Eli Portnoy, CEO of ThinkNear, thinks the reason that mobile ads haven’t taken off is the lack of usable cookies — or the data that they collect — on mobile devices:

Eli Portnoy via TechCrunch

[…] why isn’t the money flowing to mobile?

Advertisers know that the golden ticket to performance is relevance, and by that I mean the ability to target and reach your potential customer base as accurately as possible. I live in Los Angeles, and you are going to have a tough time trying to sell me snow boots in the summer. The more you can target the ads, the more likely you can generate the desired action and the more successful the campaign. The current mobile eco-system allows almost no targeting criteria and demands that advertisers take a spray and pray approach to their campaigns. This leads to poorly performing campaigns and unhappy advertisers that are unwilling to keep pushing more money down the rabbit hole that is mobile.

Why are mobile campaigns so lacking?

The answer most people give is that cookies, which are the mechanism used in the online ad world, don’t work on mobile. Without getting into the technical reasons as to why this is the case, I challenge the argument because even if cookies did work I still don’t think you would see an advertising windfall. Fundamentally, cookie targeting lets advertisers build a profile about your browsing history and retarget you based on that data. However, in mobile the use case is different and this advertising paradigm starts to break. Using myself as a datapoint of one, when I am on a computer I tend to research specific items and create a browsing history that is rich with information and clearly paints a picture of my intents. However, on mobile my browsing and app history is sporadic and incoherent. I pick up my phone when I have time to kill, when I want to look something specific up, or as part of my everyday. Trying to create a profile from this activity would lead to few actionable insights.
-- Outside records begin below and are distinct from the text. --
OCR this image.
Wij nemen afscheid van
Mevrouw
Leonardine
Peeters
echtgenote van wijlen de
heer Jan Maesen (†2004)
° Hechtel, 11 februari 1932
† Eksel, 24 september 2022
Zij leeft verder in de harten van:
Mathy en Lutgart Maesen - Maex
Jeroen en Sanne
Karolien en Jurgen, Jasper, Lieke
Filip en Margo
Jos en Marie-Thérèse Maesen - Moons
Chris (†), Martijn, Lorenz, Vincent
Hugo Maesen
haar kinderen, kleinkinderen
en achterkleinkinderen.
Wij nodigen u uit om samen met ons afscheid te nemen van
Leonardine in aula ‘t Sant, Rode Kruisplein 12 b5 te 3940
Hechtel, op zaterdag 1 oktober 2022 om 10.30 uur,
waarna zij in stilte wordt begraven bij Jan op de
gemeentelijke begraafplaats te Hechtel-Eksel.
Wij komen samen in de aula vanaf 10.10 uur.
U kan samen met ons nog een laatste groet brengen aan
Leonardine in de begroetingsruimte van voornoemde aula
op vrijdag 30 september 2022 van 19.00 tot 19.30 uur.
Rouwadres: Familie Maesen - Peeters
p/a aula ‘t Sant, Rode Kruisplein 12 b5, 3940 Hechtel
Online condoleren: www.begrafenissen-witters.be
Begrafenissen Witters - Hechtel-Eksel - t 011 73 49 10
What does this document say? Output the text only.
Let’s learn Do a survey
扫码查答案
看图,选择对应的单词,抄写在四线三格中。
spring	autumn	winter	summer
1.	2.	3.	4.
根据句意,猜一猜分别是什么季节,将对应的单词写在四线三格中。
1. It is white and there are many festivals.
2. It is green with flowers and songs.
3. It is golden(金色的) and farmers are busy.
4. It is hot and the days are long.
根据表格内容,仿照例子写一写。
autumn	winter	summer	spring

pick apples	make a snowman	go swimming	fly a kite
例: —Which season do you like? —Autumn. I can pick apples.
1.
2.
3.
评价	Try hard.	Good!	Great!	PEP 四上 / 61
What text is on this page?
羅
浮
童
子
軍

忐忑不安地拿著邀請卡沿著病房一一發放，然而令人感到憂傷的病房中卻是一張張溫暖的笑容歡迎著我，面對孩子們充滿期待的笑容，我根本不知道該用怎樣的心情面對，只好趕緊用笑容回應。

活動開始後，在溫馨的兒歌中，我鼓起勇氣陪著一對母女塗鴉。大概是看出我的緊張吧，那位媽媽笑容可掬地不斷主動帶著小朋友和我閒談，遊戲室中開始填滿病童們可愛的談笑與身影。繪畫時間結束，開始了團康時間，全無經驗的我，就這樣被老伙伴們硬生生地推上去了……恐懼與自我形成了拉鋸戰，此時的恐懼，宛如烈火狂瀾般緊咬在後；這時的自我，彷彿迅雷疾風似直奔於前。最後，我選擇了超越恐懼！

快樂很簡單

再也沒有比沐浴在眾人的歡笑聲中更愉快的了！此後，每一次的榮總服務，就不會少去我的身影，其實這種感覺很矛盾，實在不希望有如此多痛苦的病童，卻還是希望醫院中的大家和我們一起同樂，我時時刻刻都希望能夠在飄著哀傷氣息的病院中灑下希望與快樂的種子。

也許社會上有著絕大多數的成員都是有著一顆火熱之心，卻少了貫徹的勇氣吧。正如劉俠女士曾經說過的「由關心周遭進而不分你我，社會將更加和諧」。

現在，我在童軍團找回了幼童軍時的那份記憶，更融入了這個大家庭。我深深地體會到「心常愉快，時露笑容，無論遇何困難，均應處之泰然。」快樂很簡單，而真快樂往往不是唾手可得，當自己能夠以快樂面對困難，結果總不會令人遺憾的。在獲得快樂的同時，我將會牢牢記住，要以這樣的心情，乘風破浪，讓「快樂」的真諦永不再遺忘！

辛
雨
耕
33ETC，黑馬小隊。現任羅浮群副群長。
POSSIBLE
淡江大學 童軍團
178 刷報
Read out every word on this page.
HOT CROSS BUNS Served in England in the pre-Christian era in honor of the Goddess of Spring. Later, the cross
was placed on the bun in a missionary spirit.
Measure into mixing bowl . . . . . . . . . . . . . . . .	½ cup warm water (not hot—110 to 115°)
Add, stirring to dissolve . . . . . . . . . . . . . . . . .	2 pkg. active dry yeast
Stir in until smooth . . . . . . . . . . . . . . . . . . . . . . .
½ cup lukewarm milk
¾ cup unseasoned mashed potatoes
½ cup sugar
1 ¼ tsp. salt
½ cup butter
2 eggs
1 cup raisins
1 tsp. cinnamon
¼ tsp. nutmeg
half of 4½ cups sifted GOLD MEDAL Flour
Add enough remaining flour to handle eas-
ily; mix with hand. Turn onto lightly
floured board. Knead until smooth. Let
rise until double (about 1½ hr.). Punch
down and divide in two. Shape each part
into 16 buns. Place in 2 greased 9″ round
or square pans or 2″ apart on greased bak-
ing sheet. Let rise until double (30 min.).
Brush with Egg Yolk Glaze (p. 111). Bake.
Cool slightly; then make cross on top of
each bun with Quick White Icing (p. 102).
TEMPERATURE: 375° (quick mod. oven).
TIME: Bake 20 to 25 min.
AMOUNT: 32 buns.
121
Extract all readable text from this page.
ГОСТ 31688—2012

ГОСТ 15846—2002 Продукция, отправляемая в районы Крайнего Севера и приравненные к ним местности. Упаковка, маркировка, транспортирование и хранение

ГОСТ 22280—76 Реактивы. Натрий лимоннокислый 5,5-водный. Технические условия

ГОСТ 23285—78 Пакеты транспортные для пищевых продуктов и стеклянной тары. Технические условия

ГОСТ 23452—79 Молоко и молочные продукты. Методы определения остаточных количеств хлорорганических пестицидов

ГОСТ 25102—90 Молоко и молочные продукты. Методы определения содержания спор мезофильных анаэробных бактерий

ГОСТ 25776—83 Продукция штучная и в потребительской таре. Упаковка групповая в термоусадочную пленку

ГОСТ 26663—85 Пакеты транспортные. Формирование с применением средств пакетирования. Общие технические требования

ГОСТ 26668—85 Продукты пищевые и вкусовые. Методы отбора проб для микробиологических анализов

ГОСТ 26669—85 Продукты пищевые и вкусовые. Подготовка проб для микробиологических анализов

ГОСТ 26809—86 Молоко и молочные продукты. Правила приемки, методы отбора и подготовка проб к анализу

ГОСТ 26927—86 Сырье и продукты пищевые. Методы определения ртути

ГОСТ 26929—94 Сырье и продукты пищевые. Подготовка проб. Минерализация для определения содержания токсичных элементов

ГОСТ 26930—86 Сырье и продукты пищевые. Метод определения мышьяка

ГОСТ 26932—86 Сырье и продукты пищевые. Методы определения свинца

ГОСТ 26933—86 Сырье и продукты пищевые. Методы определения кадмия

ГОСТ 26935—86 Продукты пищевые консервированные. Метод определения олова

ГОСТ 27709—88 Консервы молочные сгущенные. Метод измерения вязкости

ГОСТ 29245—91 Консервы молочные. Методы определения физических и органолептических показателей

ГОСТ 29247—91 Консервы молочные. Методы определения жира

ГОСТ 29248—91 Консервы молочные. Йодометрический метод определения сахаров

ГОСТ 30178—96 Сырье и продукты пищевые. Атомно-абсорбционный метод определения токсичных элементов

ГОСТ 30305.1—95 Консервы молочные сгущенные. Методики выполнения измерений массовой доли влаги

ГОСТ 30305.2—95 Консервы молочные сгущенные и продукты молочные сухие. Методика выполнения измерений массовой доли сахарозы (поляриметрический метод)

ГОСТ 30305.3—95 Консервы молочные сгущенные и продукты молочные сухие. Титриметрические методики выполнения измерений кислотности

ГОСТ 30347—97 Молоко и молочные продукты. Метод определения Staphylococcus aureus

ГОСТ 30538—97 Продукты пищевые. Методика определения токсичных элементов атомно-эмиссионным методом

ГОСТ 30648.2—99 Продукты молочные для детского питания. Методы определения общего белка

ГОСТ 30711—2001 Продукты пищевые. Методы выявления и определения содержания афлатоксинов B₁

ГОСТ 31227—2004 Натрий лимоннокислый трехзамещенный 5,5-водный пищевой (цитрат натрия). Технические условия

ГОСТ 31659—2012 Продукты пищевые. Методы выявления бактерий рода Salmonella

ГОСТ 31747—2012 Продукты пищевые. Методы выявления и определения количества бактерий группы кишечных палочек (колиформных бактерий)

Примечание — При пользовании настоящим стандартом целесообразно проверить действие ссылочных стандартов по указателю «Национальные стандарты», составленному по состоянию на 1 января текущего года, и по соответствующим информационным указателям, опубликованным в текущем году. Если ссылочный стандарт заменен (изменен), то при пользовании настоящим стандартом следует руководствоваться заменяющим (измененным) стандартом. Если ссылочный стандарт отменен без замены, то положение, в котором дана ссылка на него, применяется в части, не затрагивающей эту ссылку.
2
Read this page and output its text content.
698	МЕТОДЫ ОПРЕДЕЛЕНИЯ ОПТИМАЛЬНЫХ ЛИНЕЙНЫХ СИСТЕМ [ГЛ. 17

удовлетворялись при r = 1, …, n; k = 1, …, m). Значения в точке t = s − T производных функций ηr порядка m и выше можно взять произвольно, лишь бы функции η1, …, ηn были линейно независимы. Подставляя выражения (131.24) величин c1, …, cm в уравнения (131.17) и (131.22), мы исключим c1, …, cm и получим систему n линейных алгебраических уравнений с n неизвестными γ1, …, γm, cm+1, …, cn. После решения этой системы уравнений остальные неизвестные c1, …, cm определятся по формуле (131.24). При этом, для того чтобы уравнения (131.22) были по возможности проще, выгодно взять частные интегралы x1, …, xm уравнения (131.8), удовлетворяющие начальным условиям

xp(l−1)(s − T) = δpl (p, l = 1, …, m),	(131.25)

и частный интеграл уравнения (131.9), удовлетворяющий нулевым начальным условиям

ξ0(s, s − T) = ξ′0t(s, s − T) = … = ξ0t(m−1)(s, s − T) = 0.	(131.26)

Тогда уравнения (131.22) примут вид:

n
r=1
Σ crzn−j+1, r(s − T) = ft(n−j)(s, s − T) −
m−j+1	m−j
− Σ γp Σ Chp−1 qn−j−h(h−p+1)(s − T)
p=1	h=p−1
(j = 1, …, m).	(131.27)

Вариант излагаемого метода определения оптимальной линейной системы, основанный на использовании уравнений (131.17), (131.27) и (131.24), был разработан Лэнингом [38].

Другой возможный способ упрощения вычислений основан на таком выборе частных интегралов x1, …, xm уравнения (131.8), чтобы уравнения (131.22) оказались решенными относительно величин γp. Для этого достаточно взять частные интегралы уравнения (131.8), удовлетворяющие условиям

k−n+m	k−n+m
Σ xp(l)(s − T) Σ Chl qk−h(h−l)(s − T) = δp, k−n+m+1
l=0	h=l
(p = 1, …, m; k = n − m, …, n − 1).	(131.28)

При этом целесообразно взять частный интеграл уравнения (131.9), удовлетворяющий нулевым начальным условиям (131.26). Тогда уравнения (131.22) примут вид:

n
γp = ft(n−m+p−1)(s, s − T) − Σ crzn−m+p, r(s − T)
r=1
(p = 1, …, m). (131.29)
So we use our mobile devices differently than desktops — at least at present — and as a result, mobile ads can’t be targeted as well.

But from my perspective the real problem is that advertisers don’t know that it’s me, on my phone, the same person browsing on my desktop ten minutes ago. What’s missing is a unified picture of the person, which could direct an ad to me based on a richer profile.

This space will change soon. Either someone like Foursquare will do it well enough (doubtful), Facebook will own enough piping to target well, or one of the majors will plumb it in directly. The problem with the last one is that Apple has no real incentive to improve ads on iPhone; they make a ton of money now and unless the ad makes the experience better…

And that’s the real thing. The disruptive thing on mobile will be the idea that isn’t an ad, it’s something that helps immediately. Phones are about now and possibly really soon. Help with that, people will pay.